縁起こそ、国際社会を生きるルール?

 「縁起」も重要な仏教の考えで、原因があるから結果があるという因果律を表しています。窓ガラスが割れたのは石を投げたからで、石を投げたのはいたずらをした子で、いたずらをした子が存在するのは親がいるからで……と、いろんなものが関係しあって存在しており、原因があるから結果があるという考え方です。

 これはいたずらという悪い行いですが、一般的な行為も同じように解釈できます。たとえば、あなたは毎朝、必ずコーヒーを飲んでいるとします。コーヒーはあなたがコーヒー豆の栽培からかかわって一人でつくり出したものではなく、中南米の生産者から豆がきて、焙煎する人がいて……と、必ずいろいろな人のつながりでできているのです。

 これは「おかげさま」というちょっといい話にもなります。逆にコーヒーがとても安く買えたのは、新興国の子どもがつらい児童労働をしているためだったという可能性もあります。つまり、すべてはつながっているという考え方が「縁起」なのです。

 さらに言えば、コーヒー豆の栽培者がいても大地と太陽や雨がなければ、コーヒーの樹を植え、育てることはできません。

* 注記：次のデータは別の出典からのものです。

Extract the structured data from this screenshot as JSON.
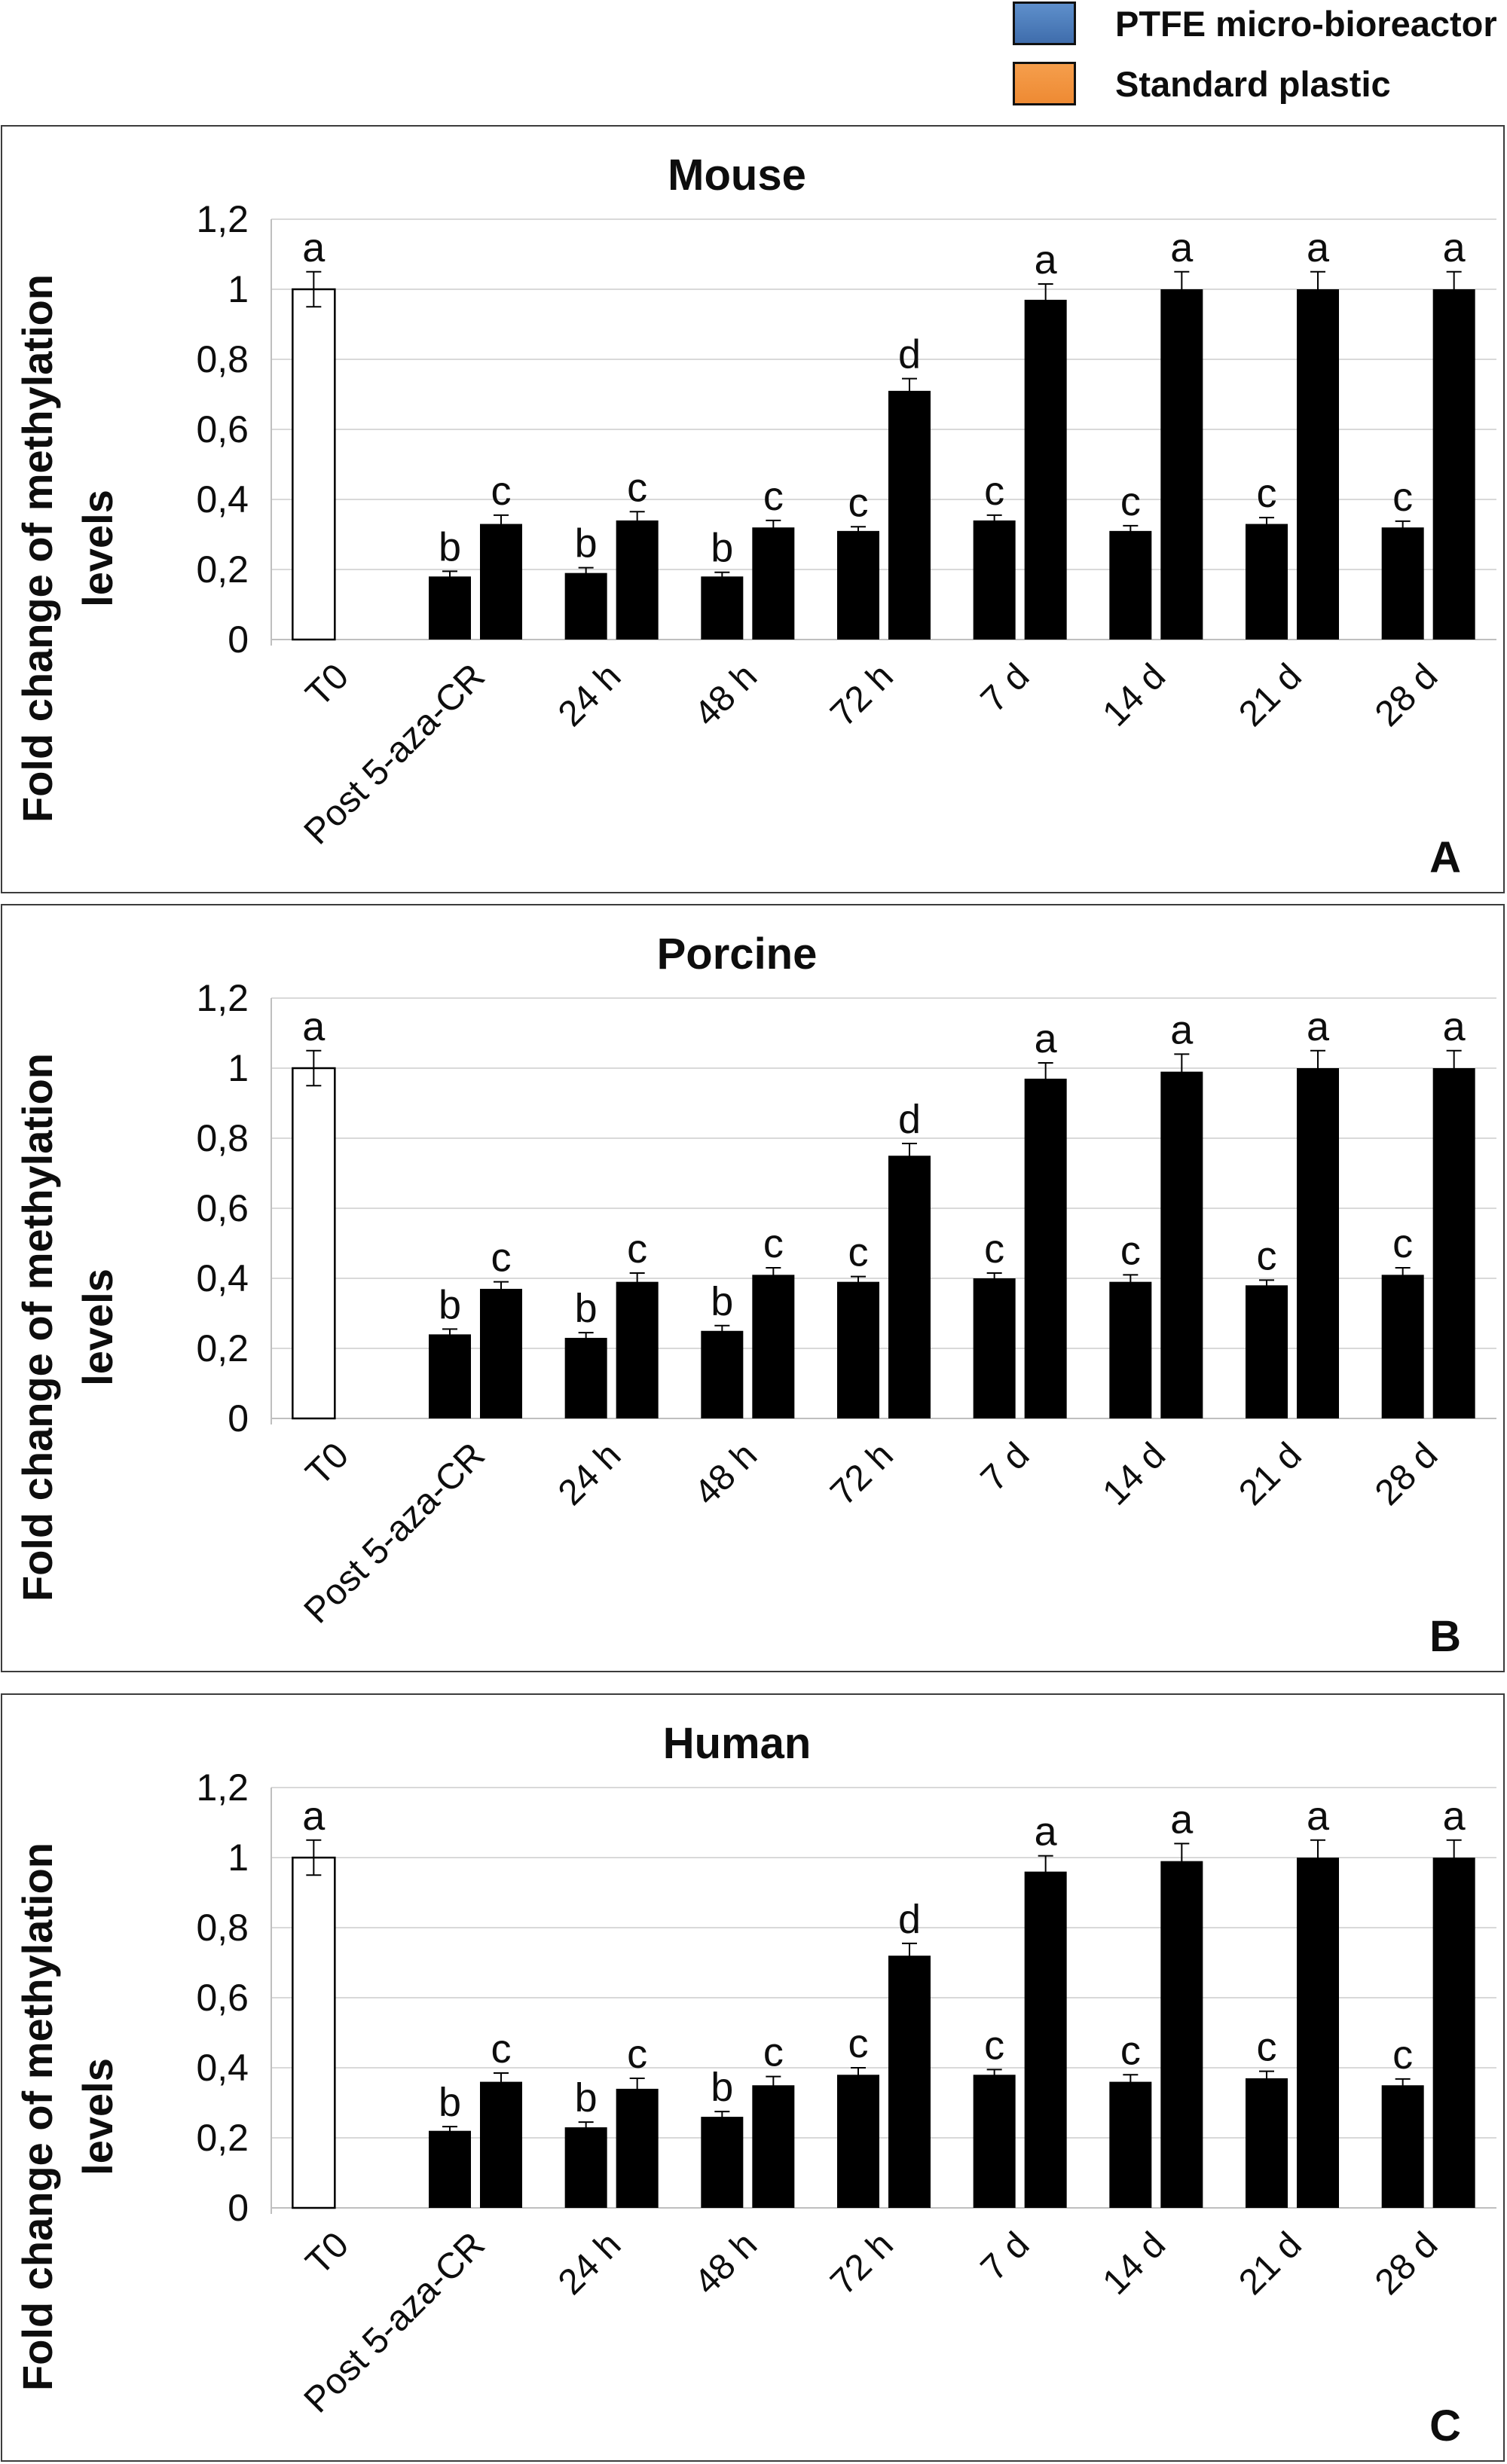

こうした「世界は一つにつながっている」という仏教的な概念は、格差の是正はもちろんのこと、グローバル化と資源の枯渇や環境問題の懸念から、国際社会で大切になってくる一方です。

 国連で全加盟国が賛同して設定された二〇三〇年までの目標であるSDGs(Sustainable Development Goals:持続可能な開発目標)の一つの重要な考え方は、すべてが世界とつながっているのだから、その起点となりうる自分が正しいことをしようというものです。

 CSR(企業の社会的責任)がグローバルスタンダードとなった今日、世界の企業はもちろん日本においても経団連や多くの企業がSDGsについての認識を深め、事業戦略を立てています。こうした意識がないと、世界の投資家や消費者の支持は得られない、そんな時代になっています。

 SDGsはまさしく大乗仏教の「空」や「縁起」と親和性がある考え方です。